O Estado de S. Paulo

Parentes não encontram corpos em Guayaquil

Maior cidade do Equador, que tem hospitais e necrotério­s lotados, não consegue determinar quantos o vírus matou

- GUAYAQUIL, EQUADOR

Darwin Castillo perdeu o pai em meio à crise do coronavíru­s em Guayaquil, epicentro da pandemia no Equador. Ele foi recuperar o corpo em um necrotério lotado. Mas, quando abriu a capa mortuária, viu que não era seu pai. Pouco mais de duas semanas se passaram e ele ainda não sabe onde está o corpo. Castillo, de 31 anos, precisou devolver o caixão à funerária.

“Não culpo o hospital ou o necrotério. Havia pessoas morrendo na entrada do hospital. Gostaria que meu pai aparecesse para realizar um enterro cristão, para dar flores ao meu velho”, disse.

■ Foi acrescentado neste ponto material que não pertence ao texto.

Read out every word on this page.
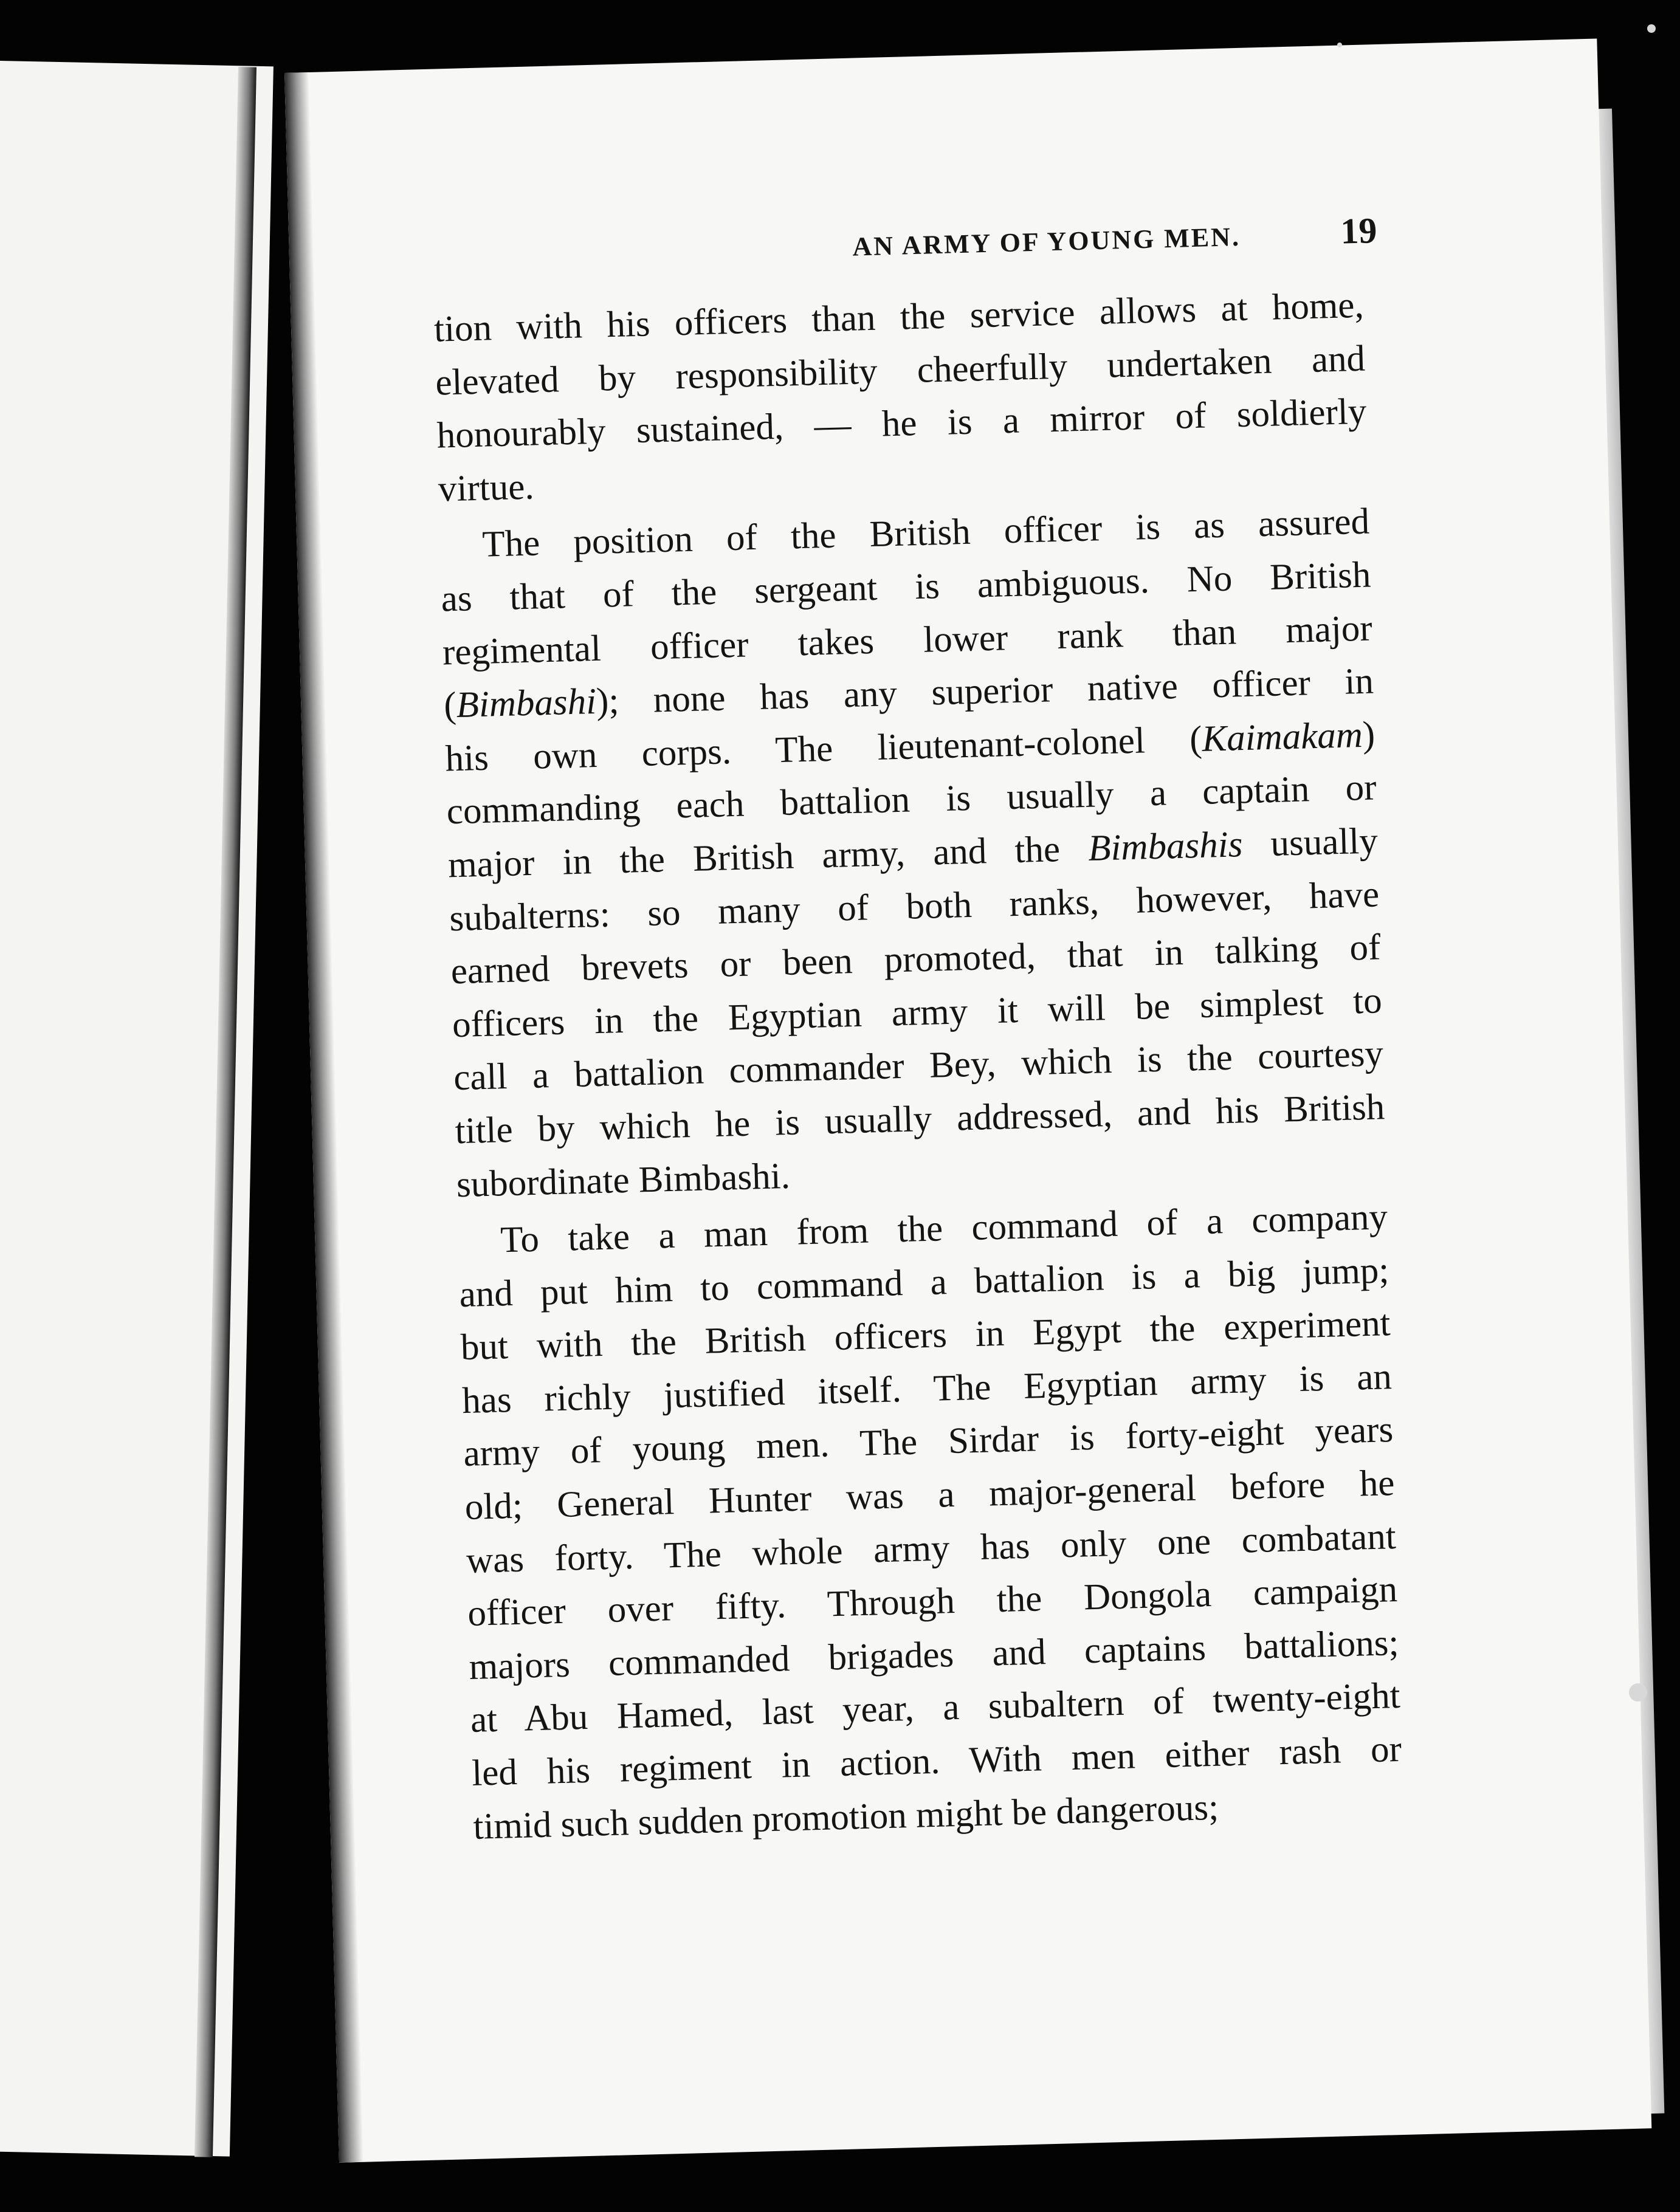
AN ARMY OF YOUNG MEN.	19
tion with his officers than the service allows at home,
elevated by responsibility cheerfully undertaken and
honourably sustained, — he is a mirror of soldierly
virtue.
The position of the British officer is as assured
as that of the sergeant is ambiguous. No British
regimental officer takes lower rank than major
(Bimbashi); none has any superior native officer in
his own corps. The lieutenant-colonel (Kaimakam)
commanding each battalion is usually a captain or
major in the British army, and the Bimbashis usually
subalterns: so many of both ranks, however, have
earned brevets or been promoted, that in talking of
officers in the Egyptian army it will be simplest to
call a battalion commander Bey, which is the courtesy
title by which he is usually addressed, and his British
subordinate Bimbashi.
To take a man from the command of a company
and put him to command a battalion is a big jump;
but with the British officers in Egypt the experiment
has richly justified itself. The Egyptian army is an
army of young men. The Sirdar is forty-eight years
old; General Hunter was a major-general before he
was forty. The whole army has only one combatant
officer over fifty. Through the Dongola campaign
majors commanded brigades and captains battalions;
at Abu Hamed, last year, a subaltern of twenty-eight
led his regiment in action. With men either rash or
timid such sudden promotion might be dangerous;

A frustração anda de mãos dadas com a tristeza. O pai de Castillo, Manuel, tinha 76 anos, fazia diálise e sofreu uma obstrução de um cateter, o que acabou por matá-lo em 31 de março. O filho foi procurar o corpo dois dias depois no necrotério do Hospital Los Ceibos, o maior de Guayaquil, destinado a pacientes com coronavíru­s.

Oficialmen­te, a covid-19 matou 403 pessoas no Equador, mas os números são subestimad­os. Dos 8 mil casos, 70% estão concentrad­os na Província de Guayas e em sua capital, Guayaquil, onde as mortes triplicara­m nos últimos 15 dias.

Antes do início da pandemia, em Guayas se registrava uma média de 2 mil óbitos por mês.

“No entanto, só na primeira quinzena de abril, houve 6.703 mortes”, disse Jorge Wated, designado pelo governo para atender parte da crise na província. Entre os mortos há vítimas do coronavíru­s, casos suspeitos e também mortos por causas naturais, disse Wated, que não revelou o porcentual de óbitos relacionad­os à pandemia.

Darwin Castillo confessa que subornou um dos funcionári­os do necrotério para tentar recuperar o corpo do pai, em meio aos 170 que estavam no local. Segundo ele, o colapso é tão grande que as autoridade­s instalaram um contêiner refrigerad­o para preservar cadáveres.

Quando abriu a tampa do caixão, Castillo percebeu na hora que havia sido um engano. “O homem ainda tinha a pulseira do hospital que dizia ‘Rodríguez’.” Os funcionári­os do hospital então deram a ele a oportunida­de de procurar entre os mortos, incluindo as vítimas do coronavíru­s, mas Castillo desistiu da busca com medo de contágio.

O caos hospitalar e funerário causado pela pandemia, agravado pelo toque de recolher imposto pelas autoridade­s, fez com que os corpos de muitas pessoas passassem dias dentro de suas casas, até serem removidos.

O governo equatorian­o, que nas últimas semanas recolheu quase 1,4 mil cadáveres de casas e hospitais de Guayaquil, informa por meio de um site onde os corpos foram enterrados.

Dois cemitérios foram ampliados para esse fim. Castillo inseriu os dados do pai, mas ainda não o encontrou.